12 Minuten Lesedauer

Mir hat man erzählt, dass die griechische Polizei sehr locker und gelassen mit Flüchtlingen umgeht. Deshalb gingen wir auf eine Polizeistation und sagten wir kämen aus Syrien und die Polizisten wussten was zu tun war. Wir verbrachten einige Tage in einem kleinen Camp und dann bekamen wir ein Dokument. Dieses Dokument besagte, wir dürften sechs Monate lang in Griechenland bleiben, müssten dann aber das Land verlassen – was wir ja auch vorhatten. Von Athen hätte ich theoretisch mit dem Flugzeug weiterreisen können. Für vergleichsweise wenig Geld bekommt man dort Pässe jeder Nationalität. Du kannst Brasilianer, Amerikaner oder Spanier werden – was du willst. Einer meiner Freunde kaufte einen spanischen Pass, aber meiner Meinung nach war das Blödsinn. Weder sah er Spanisch aus noch sprach er auch nur ein Wort auf Spanisch. Außerdem muss man schon viel Glück haben dass das alles gut geht wenn man mit einem Flugzeug flüchtet. In einem Ort nahe der Grenze zu Mazedonien trafen wir dann wieder einen Schlepper. Nach meiner ersten Einreise nach Mazedonien, brachte mich die Polizei jedoch wieder zurück nach Griechenland. Beim zweiten Mal hat es dann geklappt. Als wir die Grenze überschritten hatten, mussten wir auf Autos warten die uns weiter bringen sollten. Diese waren aber verspätet. Es war immer noch Dezember, immer noch eiskalt und alle die mit mir unterwegs waren, waren schon sehr müde. Aber wir konnten natürlich kein Feuer machen, denn das hätte Aufmerksamkeit erregt. Also legten wir uns auf den Boden und schliefen ein. Als ich aufwachte, war mein ganzer Körper mit Schnee bedeckt!

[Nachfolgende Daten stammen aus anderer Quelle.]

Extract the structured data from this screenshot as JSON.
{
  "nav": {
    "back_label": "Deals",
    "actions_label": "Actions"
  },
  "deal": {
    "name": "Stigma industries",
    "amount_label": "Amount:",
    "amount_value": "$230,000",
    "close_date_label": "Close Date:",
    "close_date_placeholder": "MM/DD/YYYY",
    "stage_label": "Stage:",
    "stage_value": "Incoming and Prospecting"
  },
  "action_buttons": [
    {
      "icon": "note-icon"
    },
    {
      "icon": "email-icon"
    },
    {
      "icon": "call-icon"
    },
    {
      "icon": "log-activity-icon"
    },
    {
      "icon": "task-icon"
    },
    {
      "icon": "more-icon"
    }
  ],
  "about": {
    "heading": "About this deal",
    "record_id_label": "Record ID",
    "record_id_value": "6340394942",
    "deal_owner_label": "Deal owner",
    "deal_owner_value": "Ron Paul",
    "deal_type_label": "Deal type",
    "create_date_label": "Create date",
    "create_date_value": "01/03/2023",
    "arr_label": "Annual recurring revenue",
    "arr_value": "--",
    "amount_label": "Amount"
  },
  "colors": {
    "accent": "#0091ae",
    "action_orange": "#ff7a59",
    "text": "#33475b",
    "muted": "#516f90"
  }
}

In Serbien galten dann ähnliche Regeln wie in Griechenland. Am Anfang hielten sie uns zwölf Stunden lang in einer Polizeistation fest, ohne uns Essen anzubieten. Ich sagte den Polizeibeamten, dass ich Geld hätte und bat sie, mir etwas zu kaufen. Einer der serbischen Polizisten war sehr nett zu mir. Er kaufte mir Essen, gab mir sogar das Restgeld und die Rechnung zurück. Er heißt Nikolas und erzählte viel von sich, und auch von seiner verstorbenen Frau. Ich habe immer noch seine Telefonnummer und wir sind auch Facebook Freunde. Ich glaube er ist ein ganz besonderer Mensch! Er entschuldigte sich sogar für das unfreundliche Verhalten seiner Kollegen. Dann bekamen wir ein wieder ein Dokument, das uns erlaubte fünfzehn Tage im Land zu bleiben. Von Serbien aus kamen wir mit einem anderen Schlepper im Burgenland an.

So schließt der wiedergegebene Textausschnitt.